Court Opinion

ID: 3643811
Source: CourtListenerOpinion
Date Created: 2016-07-06 06:00:37.186637+00
Date Added: 2024-06-11T14:19:20.565525
License: Public Domain

I think the bond is a mere contract, or bond of indemnity, and that all that can be claimed under it is compensation for the value of the land lost by a better title, valuing the whole land at the price mentioned in the bond, and the part lost by its relative value thereto. As to the words "and in proportion should he lose any part thereof." I understand them to mean only, that if a part should be lost, (a whole loss being provided for before,) the part lost should be valued in relation to the value fixed on the whole. A contrary construction might lead to very unjust results. For the part lost might be entirely barren; and although it might be half of the quantity of land sold, the real injury might be inconsiderable; yet one half of the purchase money must be returned. And so vice versa, the valuable part of the land might be lost, and only one half of the purchase money be restored.

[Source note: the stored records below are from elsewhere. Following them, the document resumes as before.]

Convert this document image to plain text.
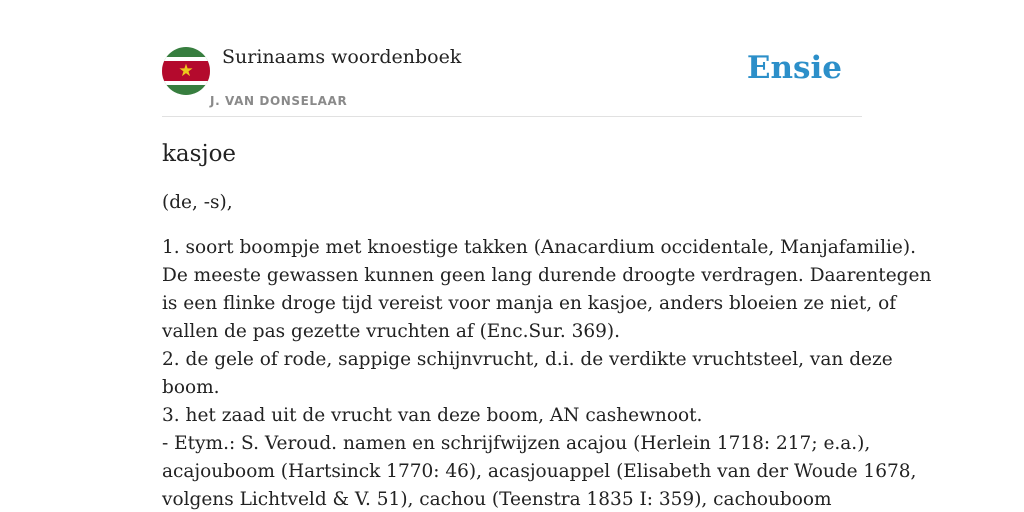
★
Surinaams woordenboek
J. VAN DONSELAAR
Ensie
kasjoe

(de, -s),

1. soort boompje met knoestige takken (Anacardium occidentale, Manjafamilie).
De meeste gewassen kunnen geen lang durende droogte verdragen. Daarentegen
is een flinke droge tijd vereist voor manja en kasjoe, anders bloeien ze niet, of
vallen de pas gezette vruchten af (Enc.Sur. 369).
2. de gele of rode, sappige schijnvrucht, d.i. de verdikte vruchtsteel, van deze
boom.
3. het zaad uit de vrucht van deze boom, AN cashewnoot.
- Etym.: S. Veroud. namen en schrijfwijzen acajou (Herlein 1718: 217; e.a.),
acajouboom (Hartsinck 1770: 46), acasjouappel (Elisabeth van der Woude 1678,
volgens Lichtveld & V. 51), cachou (Teenstra 1835 I: 359), cachouboom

This would be giving to the bond a construction very different from that of an indemnity. Nor does it make any difference that neither of the parties had ever seen the lands, or knew where the title was good and where *Page 326 
defective: they acted on their knowledge, or their supposed knowledge, of the general value of the land in that country: they knew that some tracts were better than others, and parts of those tracts better than other parts. When lands are bought or sold by the acre, it rarely happens that each acre is of the same value. The average value of each acre governs the parties, and in this way the value of the whole tract is ascertained. I think the Jury were wrongly instructed, and that the rule for a new trial should be made absolute.